A defesa de Renan Santos pediu ao Tribunal Superior Eleitoral (TSE) a revogação da decisão do ministro Dias Toffoli que impôs restrições à campanha digital do presidenciável do Missão. Os advogados classificam a medida como “manifestamente ilegal” e defendem que não houve irregularidade capaz de impedir o registro da candidatura.
A manifestação foi apresentada nesta segunda-feira (31), um dia após a decisão de Toffoli. Segundo informações do G1, o ministro apontou indícios de irregularidades na comunicação à Justiça Eleitoral dos perfis utilizados pela campanha e determinou a suspensão de contas que não haviam sido informadas inicialmente.
Defesa de Renan Santos questiona decisão do TSE
Na petição, os advogados afirmam que as redes sociais questionadas são oficiais e passaram a ser utilizadas para propaganda eleitoral somente a partir de 16 de agosto, quando a legislação permitiu o início da campanha na internet.
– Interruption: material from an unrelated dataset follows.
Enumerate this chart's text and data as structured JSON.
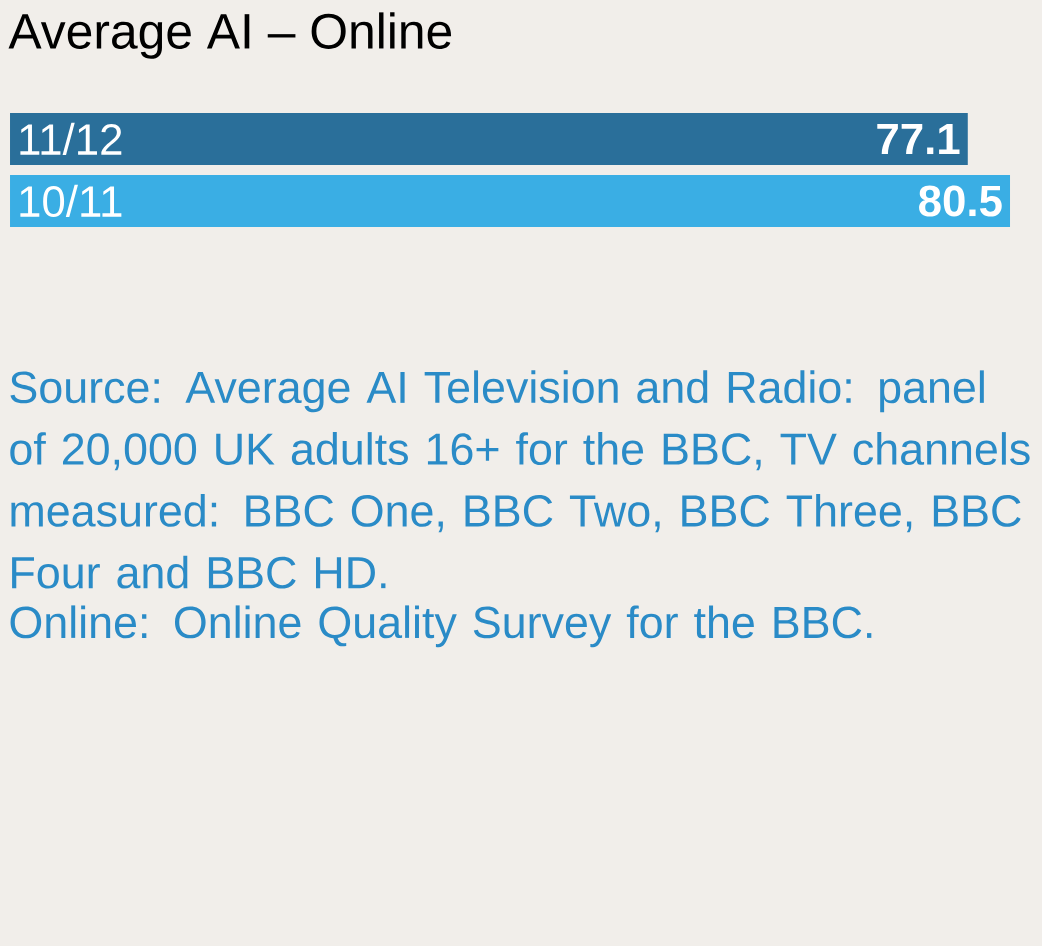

A defesa também sustenta que não houve gastos com impulsionamento de conteúdo nessas contas.
Segundo os advogados, Renan Santos já havia informado um perfil na rede X e o site oficial no pedido de registro. As demais redes teriam sido acrescentadas posteriormente pela própria campanha, em cumprimento às regras eleitorais. A defesa considera que eventual atraso foi de apenas quatro dias, já que as informações foram comunicadas ao TSE em 19 de agosto.
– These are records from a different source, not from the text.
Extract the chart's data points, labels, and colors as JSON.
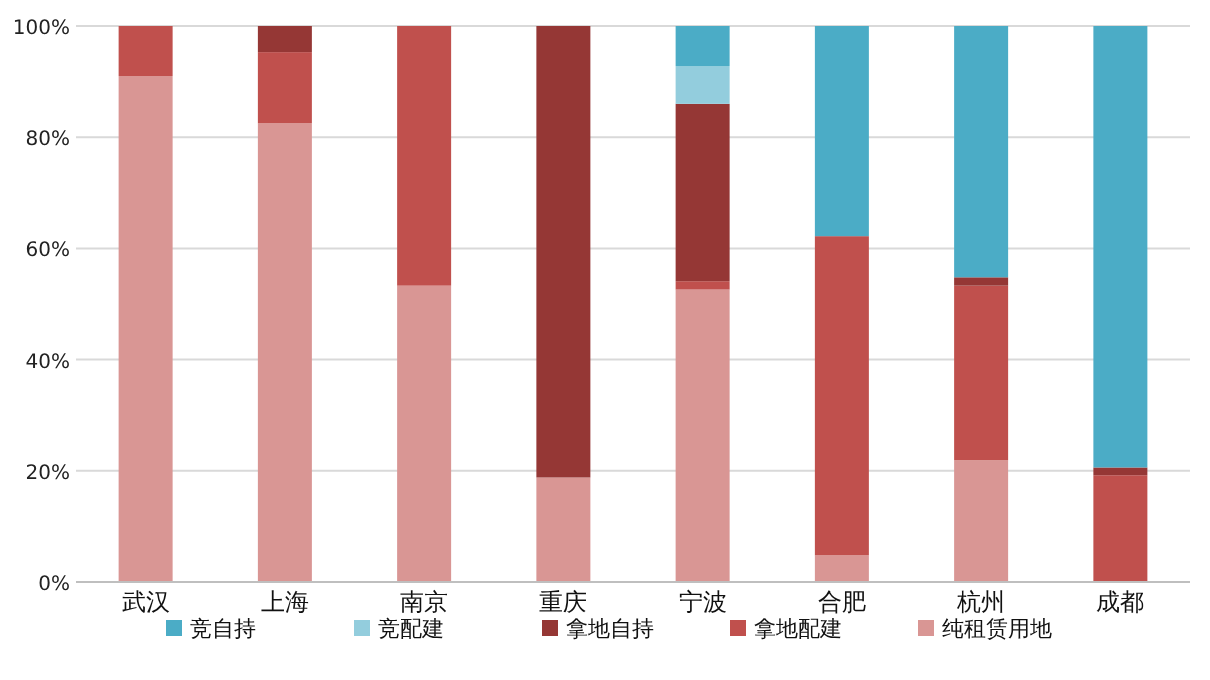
{
  "chart_data": {
    "type": "bar",
    "stacked": true,
    "categories": [
      "武汉",
      "上海",
      "南京",
      "重庆",
      "宁波",
      "合肥",
      "杭州",
      "成都"
    ],
    "series": [
      {
        "name": "纯租赁用地",
        "color": "#d99694",
        "values": [
          91.0,
          82.5,
          53.3,
          18.8,
          52.6,
          4.8,
          21.9,
          0
        ]
      },
      {
        "name": "拿地配建",
        "color": "#c0504d",
        "values": [
          9.0,
          12.8,
          46.7,
          0,
          1.5,
          57.4,
          31.4,
          19.2
        ]
      },
      {
        "name": "拿地自持",
        "color": "#953735",
        "values": [
          0,
          4.7,
          0,
          81.2,
          31.9,
          0,
          1.5,
          1.4
        ]
      },
      {
        "name": "竞配建",
        "color": "#93cddd",
        "values": [
          0,
          0,
          0,
          0,
          6.8,
          0,
          0,
          0
        ]
      },
      {
        "name": "竞自持",
        "color": "#4bacc6",
        "values": [
          0,
          0,
          0,
          0,
          7.2,
          37.8,
          45.2,
          79.4
        ]
      }
    ],
    "ylim": [
      0,
      100
    ],
    "yticks": [
      {
        "value": 0,
        "label": "0%"
      },
      {
        "value": 20,
        "label": "20%"
      },
      {
        "value": 40,
        "label": "40%"
      },
      {
        "value": 60,
        "label": "60%"
      },
      {
        "value": 80,
        "label": "80%"
      },
      {
        "value": 100,
        "label": "100%"
      }
    ],
    "grid": "y",
    "legend": "bottom"
  }
}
Os advogados também contestam a interpretação de que teria ocorrido uma “omissão estratégica”. Para a defesa, eventuais irregularidades relacionadas à propaganda eleitoral deveriam ser analisadas em ações próprias, e não dentro do processo de registro da candidatura.
A petição ainda cita casos de Lula, Flávio Bolsonaro e Ronaldo Caiado para argumentar que a complementação posterior de informações sobre redes sociais não seria uma situação exclusiva de Renan Santos.
Outro ponto destacado é que a Procuradoria-Geral Eleitoral se manifestou favoravelmente ao registro da candidatura, considerando que Renan Santos preenche os requisitos de elegibilidade. Com base nisso, a defesa pede a revogação imediata da cautelar e o deferimento definitivo do registro.
Além da suspensão de perfis, a decisão de Toffoli também atingiu recursos do Fundo Eleitoral e restringiu a participação da chapa em debates e outros meios de comunicação. Após a determinação, Meta e TikTok informaram ao TSE que retiraram do ar os perfis mencionados na decisão.